I mean, we still think, with the sustaining CapEx program that we have, we're gonna be adding to our flotation tailings pumping capacity. We see that as a bottleneck currently in the process plant. Once we execute on that project, which will be more end of Q2, Q3, we anticipate being able to push more tonnage through the plant. Yeah, that's something that we see some continued upside with the program that we're implementing this year.
Then just, secondly, I wanted to ask about cost, how do you think those will evolve [audio distortion]. Mostly, obviously, the processing plant as it gets higher throughput, those shifts that you're taking on that'll do. I was a little bit more focused on the mining costs, kind of went up quarter.
Yeah. Sorry, I didn't fully get the full question, but just on the mining costs for the quarter, we did have a bit higher mining costs, which is kind of what we experience when we're going through the rainy season. You know, Q2, we're essentially exiting the rainy season towards the end of Q2, and we typically see our costs go down because of a bit higher productivity. Essentially, we're having less road maintenance costs and, you know, tire consumption is much better once we get out of the rainy season. Those are some of the kind of sensitivities that we see in our mining cost.
Okay. Lastly, just on Oko, when do you expect to have, just remind me, I am sure somewhere, but when would you expect to have an integrated, and study and, you know, key deliverables towards that end this year?
Yeah. I'd say, I mean, we didn't put a precise date on when we think we'll have a technical report issued on the integrated project, but we're high level scheduling like mid 2027. The reason for that is it's really dependent on completing the infill drilling that we need to upgrade the inferred resource to indicated category to integrate it into the feasibility. Currently, I mean, G2 is drilling, doing infill drilling, and once the transaction closes, we'll make the assessment of where that program is at and have to carry on with it. Yeah, we'll have better visibility once, you know, once the transaction closes in terms of how much is left to be done and when we can get it done.
Yeah, high level, we're targeting mid 2027 to have that study completed. What we need to do as well in parallel with the infill drilling is completing some metallurgical test work and geotechnical studies to be able to produce a feasibility level integrated project. Those are some of the main work streams.
Thank you. That is it for my question.
Again, if you would like to ask a question, press star one on your telephone keypad. As there are no more questions from the phone line at this time, we will now proceed with web questions. We have one question from the web. It says, "Can you speak to AISC and C1 going forward with this quarter above guidance? Are we expecting the other quarters to pull down the average to keep with AISC line, in line?

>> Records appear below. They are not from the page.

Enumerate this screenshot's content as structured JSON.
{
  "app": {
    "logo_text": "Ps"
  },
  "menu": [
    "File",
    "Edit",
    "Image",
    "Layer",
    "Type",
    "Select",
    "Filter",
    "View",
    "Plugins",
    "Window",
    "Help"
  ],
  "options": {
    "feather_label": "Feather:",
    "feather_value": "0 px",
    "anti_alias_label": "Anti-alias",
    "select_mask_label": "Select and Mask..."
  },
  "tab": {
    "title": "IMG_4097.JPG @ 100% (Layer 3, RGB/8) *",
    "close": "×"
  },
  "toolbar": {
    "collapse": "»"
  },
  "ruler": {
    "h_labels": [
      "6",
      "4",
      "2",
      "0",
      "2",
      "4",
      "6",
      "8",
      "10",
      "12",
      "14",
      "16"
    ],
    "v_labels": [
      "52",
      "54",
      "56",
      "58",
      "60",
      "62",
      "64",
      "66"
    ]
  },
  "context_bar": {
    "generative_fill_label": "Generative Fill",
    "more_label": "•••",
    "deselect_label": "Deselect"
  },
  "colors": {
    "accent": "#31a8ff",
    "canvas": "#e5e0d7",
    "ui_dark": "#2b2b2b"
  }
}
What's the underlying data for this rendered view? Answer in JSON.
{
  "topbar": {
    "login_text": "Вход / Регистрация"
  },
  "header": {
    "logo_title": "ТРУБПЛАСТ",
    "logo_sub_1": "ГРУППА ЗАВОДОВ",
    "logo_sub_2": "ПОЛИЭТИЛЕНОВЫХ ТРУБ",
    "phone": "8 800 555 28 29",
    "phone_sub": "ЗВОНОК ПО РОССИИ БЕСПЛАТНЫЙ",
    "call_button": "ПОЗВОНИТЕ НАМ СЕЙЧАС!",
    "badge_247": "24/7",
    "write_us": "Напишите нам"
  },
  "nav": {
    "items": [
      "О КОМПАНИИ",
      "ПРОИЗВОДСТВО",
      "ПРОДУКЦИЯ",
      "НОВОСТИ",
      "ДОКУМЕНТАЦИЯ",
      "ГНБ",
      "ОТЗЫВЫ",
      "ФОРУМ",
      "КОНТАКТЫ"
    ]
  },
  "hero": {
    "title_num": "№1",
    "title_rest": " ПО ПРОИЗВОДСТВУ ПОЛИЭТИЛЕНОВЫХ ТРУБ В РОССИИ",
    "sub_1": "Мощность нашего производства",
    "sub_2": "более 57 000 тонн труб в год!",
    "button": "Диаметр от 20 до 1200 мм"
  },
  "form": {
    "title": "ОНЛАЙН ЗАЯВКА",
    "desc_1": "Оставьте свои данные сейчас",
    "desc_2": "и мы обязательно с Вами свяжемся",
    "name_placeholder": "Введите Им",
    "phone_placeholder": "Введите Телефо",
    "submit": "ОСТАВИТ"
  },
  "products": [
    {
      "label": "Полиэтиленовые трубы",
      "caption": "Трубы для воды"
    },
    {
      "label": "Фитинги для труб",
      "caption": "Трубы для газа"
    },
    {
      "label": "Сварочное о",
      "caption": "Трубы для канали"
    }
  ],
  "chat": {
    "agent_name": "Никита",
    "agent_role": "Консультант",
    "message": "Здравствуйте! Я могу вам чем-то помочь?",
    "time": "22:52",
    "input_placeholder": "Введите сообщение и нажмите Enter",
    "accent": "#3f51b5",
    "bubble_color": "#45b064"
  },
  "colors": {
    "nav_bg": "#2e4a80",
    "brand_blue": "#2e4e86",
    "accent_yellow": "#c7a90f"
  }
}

Yeah. Exactly. It's a volume gold production-related impact. In the second half, with the higher grades that we'll be accessing, we'll have higher gold production, and that will be lowering our average AISC in the second half and essentially bringing us in line within the range that we've guided to for the year. That's the expectation at the current time.
That concludes with our question -and -answer session. I will now turn the call back over to Jean-François Lemonde for closing remarks.
Thank you, operator. Thanks everyone for joining G Mining Ventures first quarter 2026 results conference call. A replay will be available on our investor relations website within 24 hours. Please feel free to reach out to the IR team with any follow-up questions. Have a great day.
Ladies and gentlemen, this concludes today's call. Thank you all for joining. You may now disconnect.